I recently read a news article about Intermedia's service level agreement 'miss' that was linked to a performance issue on an EMC CLARiiON array
.
http://searchstorage.techtarget.com/news/article/0,289142,sid5_gci1510721,00.html
There have also been a couple of subsequent posts and email responses linked to this story;
http://itknowledgeexchange.techtarget.com/storage-soup/one-storage-pros-response-to-intermedias-hosted-email-outage/
http://chucksblog.emc.com/chucks_blog/2010/04/helping-to-avoid-a-really-bad-day.html
I wanted to make a few commetns myself in regards to the story and the responses shown above.
Firstly, I agree with everything Chuck Hollis at EMC says in his post, and I wanted to emphasis and elaborate on his points.
Products Fail?
Damn right they do, all the time...sometimes without causing much of a fuss, but trust me failures don't seem that common because you only hear about the big ones (like Intermedia's). It is a testament to IT hardware vendor's engineering that alot of these "failures" go unnoticed because fo the rigorous redundancy build into their systems...not to mention field support services which, in the case of EMC, are some of the best around.
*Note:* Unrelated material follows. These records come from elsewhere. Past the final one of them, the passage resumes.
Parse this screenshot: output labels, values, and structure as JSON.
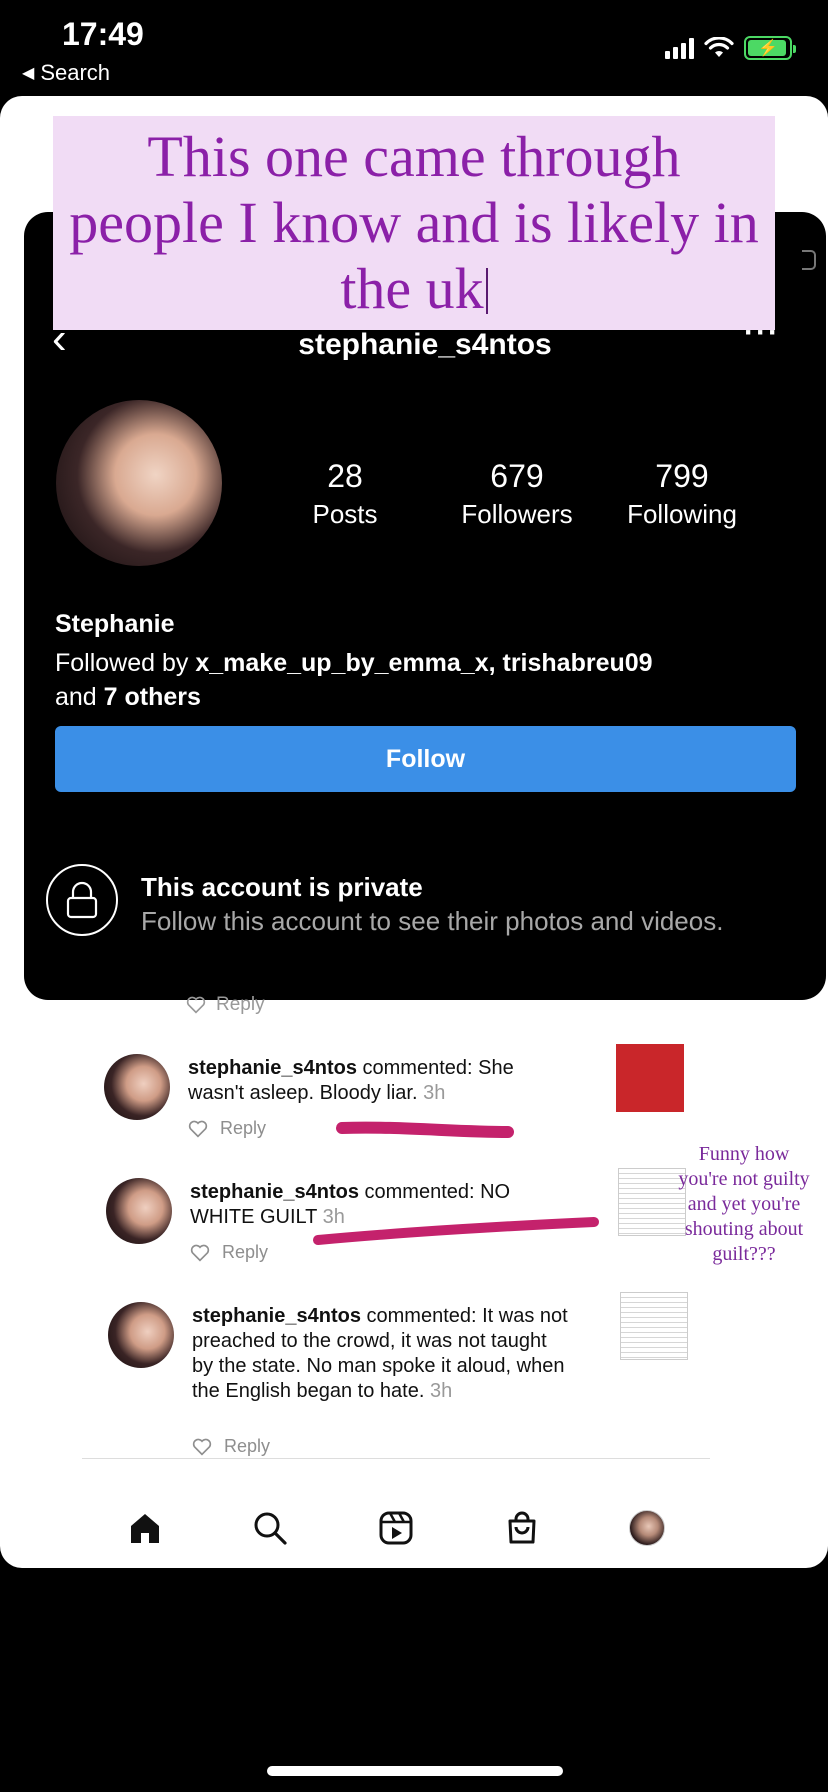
{
  "status_bar": {
    "time": "17:49",
    "back_label": "Search"
  },
  "overlay": {
    "text": "This one came through people I know and is likely in the uk",
    "bg_color": "#f1dcf5",
    "text_color": "#8b20a8"
  },
  "profile": {
    "username": "stephanie_s4ntos",
    "posts_count": "28",
    "posts_label": "Posts",
    "followers_count": "679",
    "followers_label": "Followers",
    "following_count": "799",
    "following_label": "Following",
    "name": "Stephanie",
    "followed_prefix": "Followed by ",
    "followed_users": "x_make_up_by_emma_x, trishabreu09",
    "followed_and": "and ",
    "followed_others": "7 others",
    "follow_button": "Follow",
    "private_title": "This account is private",
    "private_subtitle": "Follow this account to see their photos and videos.",
    "accent_color": "#3b8fe7"
  },
  "comments": {
    "top_reply_label": "Reply",
    "items": [
      {
        "user": "stephanie_s4ntos",
        "text": " commented: She wasn't asleep. Bloody liar.",
        "time": " 3h",
        "reply_label": "Reply"
      },
      {
        "user": "stephanie_s4ntos",
        "text": " commented: NO WHITE GUILT",
        "time": " 3h",
        "reply_label": "Reply"
      },
      {
        "user": "stephanie_s4ntos",
        "text": " commented: It was not preached to the crowd, it was not taught by the state. No man spoke it aloud, when the English began to hate.",
        "time": " 3h",
        "reply_label": "Reply"
      }
    ]
  },
  "annotation": {
    "note": "Funny how you're not guilty and yet you're shouting about guilt???",
    "strike_color": "#c4226c"
  },
  "bottom_nav": {
    "items": [
      "home-icon",
      "search-icon",
      "reels-icon",
      "shop-icon",
      "profile-avatar"
    ]
  }
}
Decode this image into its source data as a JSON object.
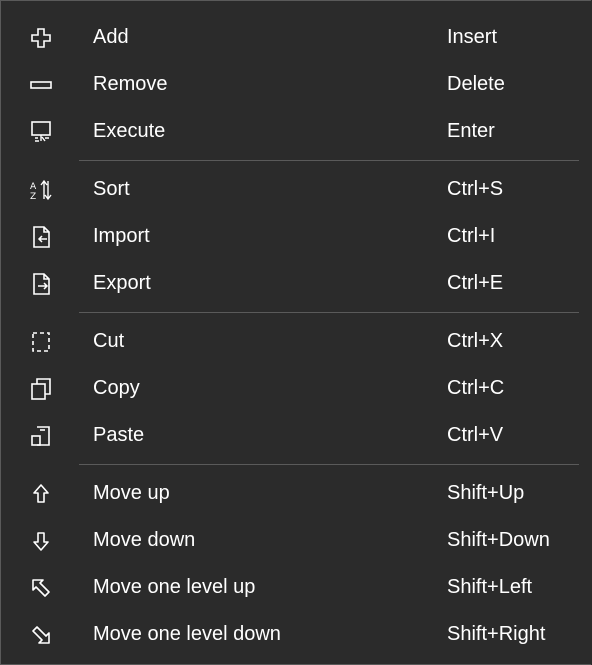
{
  "menu": {
    "groups": [
      {
        "items": [
          {
            "icon": "add-icon",
            "label": "Add",
            "shortcut": "Insert"
          },
          {
            "icon": "remove-icon",
            "label": "Remove",
            "shortcut": "Delete"
          },
          {
            "icon": "execute-icon",
            "label": "Execute",
            "shortcut": "Enter"
          }
        ]
      },
      {
        "items": [
          {
            "icon": "sort-icon",
            "label": "Sort",
            "shortcut": "Ctrl+S"
          },
          {
            "icon": "import-icon",
            "label": "Import",
            "shortcut": "Ctrl+I"
          },
          {
            "icon": "export-icon",
            "label": "Export",
            "shortcut": "Ctrl+E"
          }
        ]
      },
      {
        "items": [
          {
            "icon": "cut-icon",
            "label": "Cut",
            "shortcut": "Ctrl+X"
          },
          {
            "icon": "copy-icon",
            "label": "Copy",
            "shortcut": "Ctrl+C"
          },
          {
            "icon": "paste-icon",
            "label": "Paste",
            "shortcut": "Ctrl+V"
          }
        ]
      },
      {
        "items": [
          {
            "icon": "arrow-up-icon",
            "label": "Move up",
            "shortcut": "Shift+Up"
          },
          {
            "icon": "arrow-down-icon",
            "label": "Move down",
            "shortcut": "Shift+Down"
          },
          {
            "icon": "arrow-up-left-icon",
            "label": "Move one level up",
            "shortcut": "Shift+Left"
          },
          {
            "icon": "arrow-down-right-icon",
            "label": "Move one level down",
            "shortcut": "Shift+Right"
          }
        ]
      }
    ],
    "colors": {
      "background": "#2b2b2b",
      "text": "#ffffff",
      "separator": "#5a5a5a"
    }
  }
}
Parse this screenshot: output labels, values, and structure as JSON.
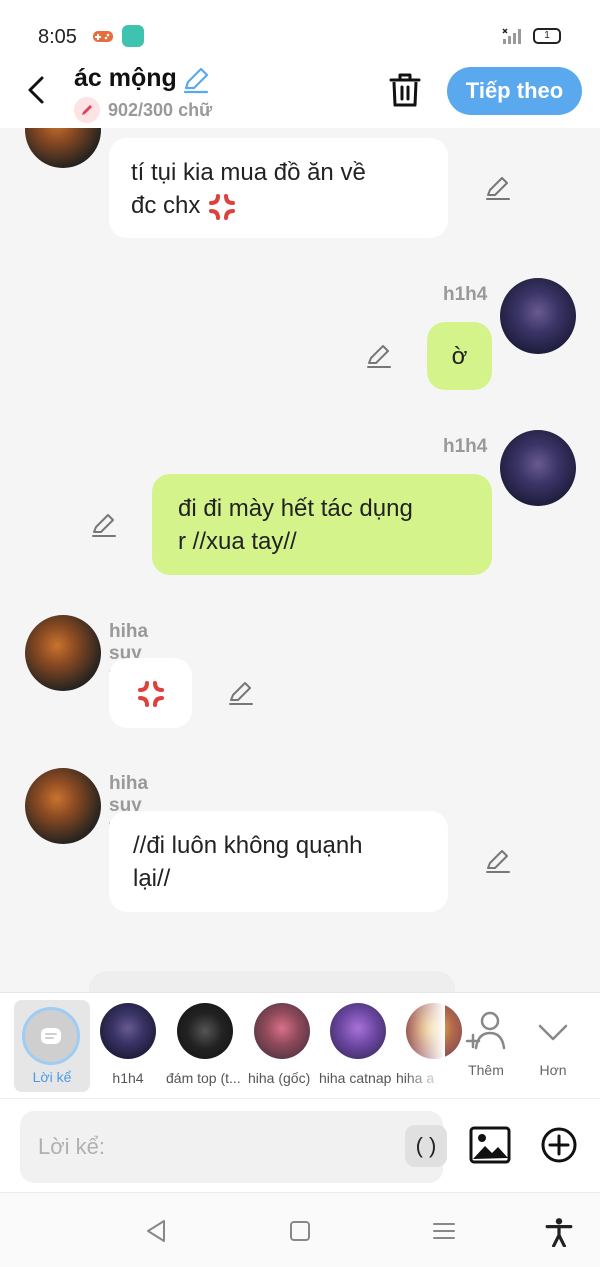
{
  "status": {
    "time": "8:05",
    "battery": "1"
  },
  "header": {
    "title": "ác mộng",
    "wordcount": "902/300 chữ",
    "next_label": "Tiếp theo"
  },
  "messages": [
    {
      "lines": [
        "tí tụi kia mua đồ ăn về",
        "đc chx"
      ]
    },
    {
      "sender": "h1h4",
      "text": "ờ"
    },
    {
      "sender": "h1h4",
      "lines": [
        "đi đi mày hết tác dụng",
        "r //xua tay//"
      ]
    },
    {
      "sender": "hiha suy vong"
    },
    {
      "sender": "hiha suy vong",
      "lines": [
        "//đi luôn không quạnh",
        "lại//"
      ]
    }
  ],
  "cast": [
    {
      "label": "Lời kể"
    },
    {
      "label": "h1h4"
    },
    {
      "label": "đám top (t..."
    },
    {
      "label": "hiha (gốc)"
    },
    {
      "label": "hiha catnap"
    },
    {
      "label": "hiha a"
    }
  ],
  "cast_actions": {
    "more_label": "Thêm",
    "expand_label": "Hơn"
  },
  "input": {
    "placeholder": "Lời kể:",
    "paren_label": "( )"
  },
  "colors": {
    "accent": "#5aa9ef",
    "green_bubble": "#d4f38b",
    "anger": "#e0403a"
  }
}
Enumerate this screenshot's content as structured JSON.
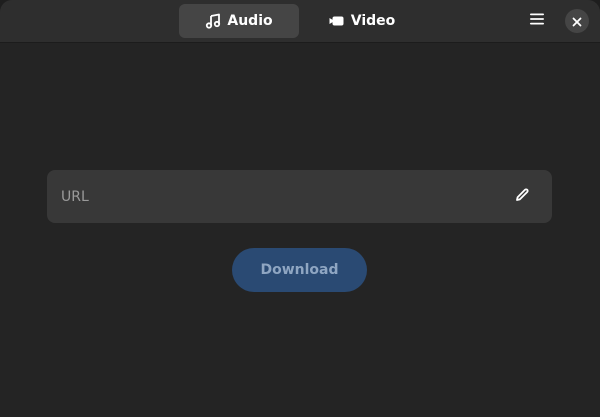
{
  "header": {
    "tabs": [
      {
        "label": "Audio",
        "icon": "music-note-icon",
        "active": true
      },
      {
        "label": "Video",
        "icon": "video-camera-icon",
        "active": false
      }
    ],
    "menu_icon": "hamburger-menu-icon",
    "close_icon": "close-icon"
  },
  "main": {
    "url_placeholder": "URL",
    "edit_icon": "pencil-icon",
    "download_label": "Download",
    "download_enabled": false
  },
  "colors": {
    "accent": "#2a4a73",
    "background": "#242424",
    "headerbar": "#2e2e2e",
    "entry": "#383838"
  }
}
A short anecdote that relates to this story; an insurance client of ours suffered a similar failure on their IBM N-Series (NetApp) devices a few years back. A controller panicked due to a power supply issue and tried to hand over its load to the other controller but due to incorrect configuration of multi-pathing, dropped all the workloads that it was serving. Result; reboots, reboots, reboots. Missed SLA.
Design for Failure
It will happen...not if, but when. You will have a component failure somewhere in your data path at some point in the future. Design for it (or insure for it!).
CLARiiON arrays (like N-Series, HDS and many other array vendors) have controllers that operate in active/active configuration, which is great when both controllers are working, and 99.99% of the time it works fine when one fails (the beauty of PowerPath). But the disadvantage of running and active/active architecture in a disk array is that, unless you religiously monitor your workloads, you can never be sure if you can meet performance demands in a degredated state (this principle applies all down the data path, even to RAID Group design and LUN layout). My favourite disk array of the last 10 years is EqualLogic's PS Series, now owned by Dell. These fellas only operate in active/passive mode to ensure customers don't accidentally find themselves in Intermedia's situation where peak load cannot be accommodated in degradated mode.
The Alarm is Ringing but Everyone's Asleep
This is an interesting point...vendors and integrators like ourselves put effort into engineering and deploying monitoring and alerting for systems in client sites. That's great but if the client doesn't put in place procedural steps that are triggered into action by these tools, all is for nought. There is no point in having a tight RPO and the ability to deliver a quick RTO unless you have the procedural surety to act when issues are identified. EMC's DialHome feature is a good example of removing this dependency but its simply not possible (nor do you want it to be possible) for all system or component failures. In short your recovery time is only as good the weakest trigger point and usually that trigger point is simply deciding to act on a error/mis-configuration event.
Practice Failure
Great tip here...I hear clients and prospects talk about their highly redundant environments and their sub-minute failover setups and ask have they tested it...usually the answer is no. Reminds me of people who love to talk about how much their house has gone up in value...inevitably when they actually want to sell they are a little disappointed. Proof is in the pudding. You must test your failure recovery procedures. VMware's SRM product is an excellent tool for doing this non-disruptively. Clients should regularly test failover of their Tier 1/2 applications to ensure that the 'best laid plans' are also the 'tried and true' method.